In völliger Unordnung aber können sich die zur Synthese von Erbmaterial nötigen Bausteine – Nukleotide und Biokatalysatoren etwa – nicht in einer ausreichenden Konzentration versammeln. Es muss also eine physikalische Kraft geben, die auf Moleküle wie eine Falle wirkt und ihre Diffusion begrenzt. Eine solche begrenzende Kraft ist die Gravitation. Sie konzentriert beispielsweise winzige Staubpartikel am Boden. Auch wenn immer wieder Partikel durch Diffusion nach oben entwischen, entstehen doch Flusen und Staubflocken.
Wärmegefälle entwickelt Kräfte
Temperaturunterschiede können auch Moleküle konzentrieren. Bei der Thermophorese, der Bewegung aufgrund eines Temperaturgefälles, sind zwar schwache Kräfte am Werk, aber sie sind extrem effizient. Wie sie zustande kommt, versteht man noch nicht endgültig, aber dass sich auch Biomoleküle in einem Temperaturgradienten gerichtet bewegen, haben Braun und seine Mitarbeiter schon 2007 gezeigt. Damals verdünnten sie Nukleotide, die Bausteine von Nukleinsäuren, in wässriger Lösung und konzentrierten diese millionenfach auf.
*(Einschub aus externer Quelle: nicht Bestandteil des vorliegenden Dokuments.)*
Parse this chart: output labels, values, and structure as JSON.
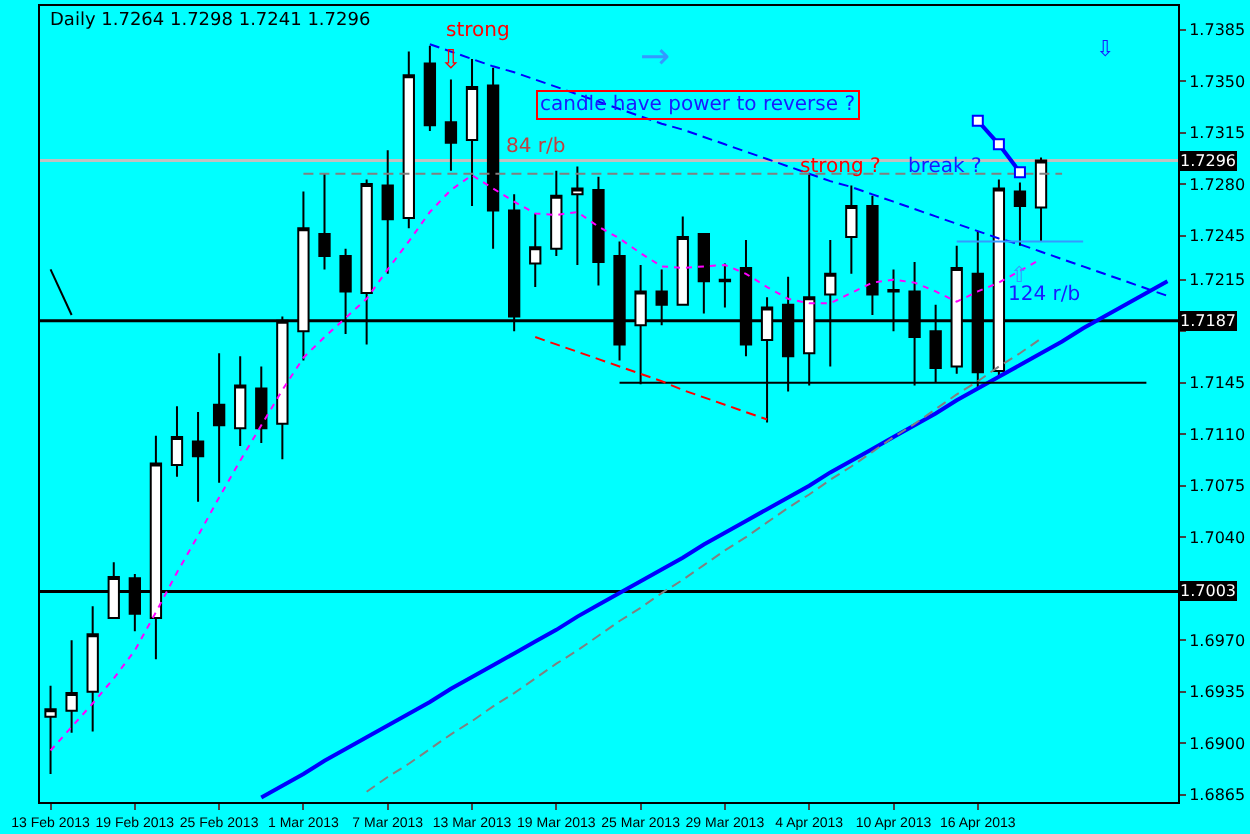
{
  "chart_data": {
    "type": "candlestick",
    "title": "Daily 1.7264 1.7298 1.7241 1.7296",
    "categories": [
      "13 Feb 2013",
      null,
      null,
      null,
      "19 Feb 2013",
      null,
      null,
      null,
      "25 Feb 2013",
      null,
      null,
      null,
      "1 Mar 2013",
      null,
      null,
      null,
      "7 Mar 2013",
      null,
      null,
      null,
      "13 Mar 2013",
      null,
      null,
      null,
      "19 Mar 2013",
      null,
      null,
      null,
      "25 Mar 2013",
      null,
      null,
      null,
      "29 Mar 2013",
      null,
      null,
      null,
      "4 Apr 2013",
      null,
      null,
      null,
      "10 Apr 2013",
      null,
      null,
      null,
      "16 Apr 2013",
      null,
      null,
      null,
      null,
      null,
      null,
      null,
      null,
      null
    ],
    "ohlc": [
      [
        1.6918,
        1.6939,
        1.6879,
        1.6923
      ],
      [
        1.6922,
        1.697,
        1.6907,
        1.6934
      ],
      [
        1.6935,
        1.6993,
        1.6908,
        1.6974
      ],
      [
        1.6985,
        1.7023,
        1.6985,
        1.7013
      ],
      [
        1.7012,
        1.7015,
        1.6976,
        1.6988
      ],
      [
        1.6985,
        1.7109,
        1.6957,
        1.709
      ],
      [
        1.7089,
        1.7129,
        1.7081,
        1.7108
      ],
      [
        1.7105,
        1.7125,
        1.7064,
        1.7095
      ],
      [
        1.713,
        1.7165,
        1.7077,
        1.7116
      ],
      [
        1.7114,
        1.7163,
        1.7102,
        1.7143
      ],
      [
        1.7141,
        1.7156,
        1.7104,
        1.7114
      ],
      [
        1.7117,
        1.719,
        1.7093,
        1.7187
      ],
      [
        1.718,
        1.7275,
        1.716,
        1.725
      ],
      [
        1.7246,
        1.7287,
        1.7222,
        1.7231
      ],
      [
        1.7231,
        1.7236,
        1.7178,
        1.7207
      ],
      [
        1.7206,
        1.7283,
        1.7171,
        1.728
      ],
      [
        1.7279,
        1.7303,
        1.7219,
        1.7256
      ],
      [
        1.7257,
        1.737,
        1.725,
        1.7354
      ],
      [
        1.7362,
        1.7374,
        1.7316,
        1.732
      ],
      [
        1.7322,
        1.7351,
        1.7289,
        1.7308
      ],
      [
        1.731,
        1.7365,
        1.7265,
        1.7346
      ],
      [
        1.7347,
        1.7359,
        1.7236,
        1.7262
      ],
      [
        1.7262,
        1.7273,
        1.718,
        1.719
      ],
      [
        1.7226,
        1.726,
        1.721,
        1.7237
      ],
      [
        1.7236,
        1.7289,
        1.7231,
        1.7272
      ],
      [
        1.7273,
        1.7292,
        1.7225,
        1.7277
      ],
      [
        1.7276,
        1.7285,
        1.7211,
        1.7227
      ],
      [
        1.7231,
        1.7241,
        1.716,
        1.7171
      ],
      [
        1.7184,
        1.7225,
        1.7144,
        1.7207
      ],
      [
        1.7207,
        1.7222,
        1.7184,
        1.7198
      ],
      [
        1.7198,
        1.7258,
        1.7198,
        1.7244
      ],
      [
        1.7246,
        1.7246,
        1.7192,
        1.7214
      ],
      [
        1.7215,
        1.7226,
        1.7196,
        1.7214
      ],
      [
        1.7223,
        1.7242,
        1.7163,
        1.7171
      ],
      [
        1.7174,
        1.7203,
        1.7118,
        1.7196
      ],
      [
        1.7198,
        1.7217,
        1.7139,
        1.7163
      ],
      [
        1.7165,
        1.7287,
        1.7143,
        1.7203
      ],
      [
        1.7205,
        1.7242,
        1.7156,
        1.7219
      ],
      [
        1.7244,
        1.7279,
        1.7219,
        1.7265
      ],
      [
        1.7265,
        1.7272,
        1.7191,
        1.7205
      ],
      [
        1.7208,
        1.7222,
        1.718,
        1.7207
      ],
      [
        1.7207,
        1.7227,
        1.7143,
        1.7176
      ],
      [
        1.718,
        1.7198,
        1.7145,
        1.7155
      ],
      [
        1.7156,
        1.7238,
        1.7151,
        1.7223
      ],
      [
        1.7219,
        1.7248,
        1.7141,
        1.7152
      ],
      [
        1.7153,
        1.7283,
        1.7149,
        1.7277
      ],
      [
        1.7275,
        1.7281,
        1.7238,
        1.7265
      ],
      [
        1.7264,
        1.7298,
        1.7241,
        1.7296
      ],
      null,
      null,
      null,
      null,
      null,
      null
    ],
    "series": [
      {
        "type": "line",
        "color": "#ff00ff",
        "line_style": "dotted",
        "values": [
          1.6895,
          1.6911,
          1.6927,
          1.6944,
          1.6963,
          1.6989,
          1.7016,
          1.7041,
          1.7067,
          1.7092,
          1.7116,
          1.714,
          1.7162,
          1.7176,
          1.7189,
          1.7202,
          1.7222,
          1.7241,
          1.7261,
          1.7276,
          1.7286,
          1.7277,
          1.7268,
          1.726,
          1.7259,
          1.7261,
          1.7251,
          1.7243,
          1.7233,
          1.7224,
          1.7223,
          1.7224,
          1.7225,
          1.7219,
          1.721,
          1.7202,
          1.7199,
          1.7199,
          1.7206,
          1.7213,
          1.7215,
          1.7213,
          1.7207,
          1.72,
          1.7207,
          1.7213,
          1.7221,
          1.7229,
          null,
          null,
          null,
          null,
          null,
          null
        ]
      },
      {
        "type": "line",
        "color": "#0000ff",
        "line_style": "solid",
        "values": [
          null,
          null,
          null,
          null,
          null,
          null,
          null,
          null,
          null,
          null,
          1.6863,
          1.6871,
          1.6879,
          1.6888,
          1.6896,
          1.6904,
          1.6912,
          1.692,
          1.6928,
          1.6937,
          1.6945,
          1.6953,
          1.6961,
          1.6969,
          1.6977,
          1.6986,
          1.6994,
          1.7002,
          1.701,
          1.7018,
          1.7026,
          1.7035,
          1.7043,
          1.7051,
          1.7059,
          1.7067,
          1.7075,
          1.7084,
          1.7092,
          1.71,
          1.7108,
          1.7116,
          1.7124,
          1.7133,
          1.7141,
          1.7149,
          1.7157,
          1.7165,
          1.7173,
          1.7182,
          1.719,
          1.7198,
          1.7206,
          1.7214
        ]
      },
      {
        "type": "line",
        "color": "#0000ff",
        "line_style": "dashed",
        "values": [
          null,
          null,
          null,
          null,
          null,
          null,
          null,
          null,
          null,
          null,
          null,
          null,
          null,
          null,
          null,
          null,
          null,
          null,
          1.7375,
          1.737,
          1.7365,
          1.736,
          1.7356,
          1.7351,
          1.7346,
          1.7341,
          1.7336,
          1.7331,
          1.7326,
          1.7321,
          1.7317,
          1.7312,
          1.7307,
          1.7302,
          1.7297,
          1.7292,
          1.7287,
          1.7282,
          1.7278,
          1.7273,
          1.7268,
          1.7263,
          1.7258,
          1.7253,
          1.7248,
          1.7243,
          1.7239,
          1.7234,
          1.7229,
          1.7224,
          1.7219,
          1.7214,
          1.7209,
          1.7204
        ]
      },
      {
        "type": "line",
        "color": "#808080",
        "line_style": "dashed",
        "values": [
          null,
          null,
          null,
          null,
          null,
          null,
          null,
          null,
          null,
          null,
          null,
          null,
          null,
          null,
          null,
          1.6867,
          1.6877,
          1.6886,
          1.6896,
          1.6906,
          1.6915,
          1.6925,
          1.6934,
          1.6944,
          1.6954,
          1.6963,
          1.6973,
          1.6983,
          1.6992,
          1.7002,
          1.7011,
          1.7021,
          1.7031,
          1.704,
          1.705,
          1.706,
          1.7069,
          1.7079,
          1.7088,
          1.7098,
          1.7108,
          1.7117,
          1.7127,
          1.7137,
          1.7146,
          1.7156,
          1.7165,
          1.7175,
          null,
          null,
          null,
          null,
          null,
          null
        ]
      },
      {
        "type": "line",
        "color": "#000000",
        "line_style": "solid",
        "values": [
          null,
          null,
          null,
          null,
          null,
          null,
          null,
          null,
          null,
          null,
          null,
          null,
          null,
          null,
          null,
          null,
          null,
          null,
          null,
          null,
          null,
          null,
          null,
          null,
          null,
          null,
          null,
          1.7145,
          1.7145,
          1.7145,
          1.7145,
          1.7145,
          1.7145,
          1.7145,
          1.7145,
          1.7145,
          1.7145,
          1.7145,
          1.7145,
          1.7145,
          1.7145,
          1.7145,
          1.7145,
          1.7145,
          1.7145,
          1.7145,
          1.7145,
          1.7145,
          1.7145,
          1.7145,
          1.7145,
          1.7145,
          1.7145,
          null
        ]
      },
      {
        "type": "line",
        "color": "#808080",
        "line_style": "dashed",
        "values": [
          null,
          null,
          null,
          null,
          null,
          null,
          null,
          null,
          null,
          null,
          null,
          null,
          1.7287,
          1.7287,
          1.7287,
          1.7287,
          1.7287,
          1.7287,
          1.7287,
          1.7287,
          1.7287,
          1.7287,
          1.7287,
          1.7287,
          1.7287,
          1.7287,
          1.7287,
          1.7287,
          1.7287,
          1.7287,
          1.7287,
          1.7287,
          1.7287,
          1.7287,
          1.7287,
          1.7287,
          1.7287,
          1.7287,
          1.7287,
          1.7287,
          1.7287,
          1.7287,
          1.7287,
          1.7287,
          1.7287,
          1.7287,
          1.7287,
          1.7287,
          1.7287,
          null,
          null,
          null,
          null,
          null
        ]
      },
      {
        "type": "line",
        "color": "#ff0000",
        "line_style": "dashed",
        "values": [
          null,
          null,
          null,
          null,
          null,
          null,
          null,
          null,
          null,
          null,
          null,
          null,
          null,
          null,
          null,
          null,
          null,
          null,
          null,
          null,
          null,
          null,
          null,
          1.7176,
          1.7171,
          1.7166,
          1.7161,
          1.7156,
          1.7151,
          1.7146,
          1.714,
          1.7135,
          1.713,
          1.7125,
          1.712,
          null,
          null,
          null,
          null,
          null,
          null,
          null,
          null,
          null,
          null,
          null,
          null,
          null,
          null,
          null,
          null,
          null,
          null,
          null
        ]
      },
      {
        "type": "line",
        "color": "#3399ff",
        "line_style": "solid",
        "values": [
          null,
          null,
          null,
          null,
          null,
          null,
          null,
          null,
          null,
          null,
          null,
          null,
          null,
          null,
          null,
          null,
          null,
          null,
          null,
          null,
          null,
          null,
          null,
          null,
          null,
          null,
          null,
          null,
          null,
          null,
          null,
          null,
          null,
          null,
          null,
          null,
          null,
          null,
          null,
          null,
          null,
          null,
          null,
          1.7241,
          1.7241,
          1.7241,
          1.7241,
          1.7241,
          1.7241,
          1.7241,
          null,
          null,
          null,
          null
        ]
      },
      {
        "type": "line",
        "color": "#0000ff",
        "line_style": "solid",
        "marker": "square",
        "values": [
          null,
          null,
          null,
          null,
          null,
          null,
          null,
          null,
          null,
          null,
          null,
          null,
          null,
          null,
          null,
          null,
          null,
          null,
          null,
          null,
          null,
          null,
          null,
          null,
          null,
          null,
          null,
          null,
          null,
          null,
          null,
          null,
          null,
          null,
          null,
          null,
          null,
          null,
          null,
          null,
          null,
          null,
          null,
          null,
          1.7323,
          1.7307,
          1.7288,
          null,
          null,
          null,
          null,
          null,
          null,
          null
        ]
      },
      {
        "type": "line",
        "color": "#000000",
        "line_style": "solid",
        "values": [
          1.7222,
          1.7191,
          null,
          null,
          null,
          null,
          null,
          null,
          null,
          null,
          null,
          null,
          null,
          null,
          null,
          null,
          null,
          null,
          null,
          null,
          null,
          null,
          null,
          null,
          null,
          null,
          null,
          null,
          null,
          null,
          null,
          null,
          null,
          null,
          null,
          null,
          null,
          null,
          null,
          null,
          null,
          null,
          null,
          null,
          null,
          null,
          null,
          null,
          null,
          null,
          null,
          null,
          null,
          null
        ]
      }
    ],
    "ref_lines": [
      {
        "axis": "y",
        "value": 1.7296,
        "label": "1.7296",
        "color": "#c0c0c0"
      },
      {
        "axis": "y",
        "value": 1.7187,
        "label": "1.7187",
        "color": "#000000"
      },
      {
        "axis": "y",
        "value": 1.7003,
        "label": "1.7003",
        "color": "#000000"
      }
    ],
    "annotations": [
      "strong",
      "⇩",
      "84 r/b",
      "candle have power to reverse ?",
      "strong ?",
      "break ?",
      "⇧",
      "124 r/b",
      "→",
      "⇩"
    ],
    "ylim": [
      1.686,
      1.7401
    ],
    "yticks": [
      {
        "value": 1.7385,
        "label": "1.7385"
      },
      {
        "value": 1.735,
        "label": "1.7350"
      },
      {
        "value": 1.7315,
        "label": "1.7315"
      },
      {
        "value": 1.728,
        "label": "1.7280"
      },
      {
        "value": 1.7245,
        "label": "1.7245"
      },
      {
        "value": 1.7215,
        "label": "1.7215"
      },
      {
        "value": 1.718,
        "label": null
      },
      {
        "value": 1.7145,
        "label": "1.7145"
      },
      {
        "value": 1.711,
        "label": "1.7110"
      },
      {
        "value": 1.7075,
        "label": "1.7075"
      },
      {
        "value": 1.704,
        "label": "1.7040"
      },
      {
        "value": 1.697,
        "label": "1.6970"
      },
      {
        "value": 1.6935,
        "label": "1.6935"
      },
      {
        "value": 1.69,
        "label": "1.6900"
      },
      {
        "value": 1.6865,
        "label": "1.6865"
      }
    ],
    "grid": false
  }
}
In der neuen Arbeit beschreiben die Forscher eine Falle für längere, doppelsträngige Moleküle aus Desoxyribonukleinsäure (DNA) in wässriger Lösung. Angetrieben wird der Prozess durch den Wärmetransport und durch Thermophorese. Die Forscher befüllten eine winzige Glaskapillare mit einer Lösung, in der sich 143 Basenpaare lange, doppelsträngige Erbmoleküle sowie alle zu deren Vervielfältigung nötigen Substanzen befanden. Dann erwärmten sie die Lösung unterschiedlich stark. Im wärmeren Bereich – bei 86 Grad – schmolz die DNA, die Doppelstränge trennten sich voneinander. Da aber nur im kühleren Bereich, bei 59 Grad, die Neusynthese stattfindet, konzentrierten sich in diesem kühleren Bereich schließlich Doppelstrang-DNA-Moleküle.
Darwinsche Lösung auch in der RNA-Welt?
Die Vervielfältigung der Erbmoleküle wurde also durch thermodynamische Effekte auf zwei Orte verteilt: Trennung der Stränge im wärmeren, Verdoppelung im kühleren Bereich. In einer winzigen Menge wässriger Lösung laufen Replikation und Selektion nebeneinander ab – für Braun ein Darwinscher Prozess auf kleinstem Raum.
Ein Temperaturgefälle wie das im Experiment simulierte herrscht tatsächlich in den Steinporen in der Nähe warmer Unterwasserquellen. Allerdings streiten die Experten noch darüber, ob der Ursprung des Lebens in der Nähe heißer Quellen oder eher an kühlen Orten liegt. Für Braun ist dies nicht das Wichtigste: “Egal wo der Ursprung lag, wichtig ist, dass Nichtgleichgewichtsbedingungen bestanden.” Jetzt unternimmt er ähnliche Experimente auch mit RNA-Molekülen. Schließlich war der Beginn des Lebens vor mehr als drei Milliarden Jahren vermutlich eine RNA-Welt, die nicht von Desoxyribonukleinsäuren, sondern von Ribonukleinsäuren geprägt war.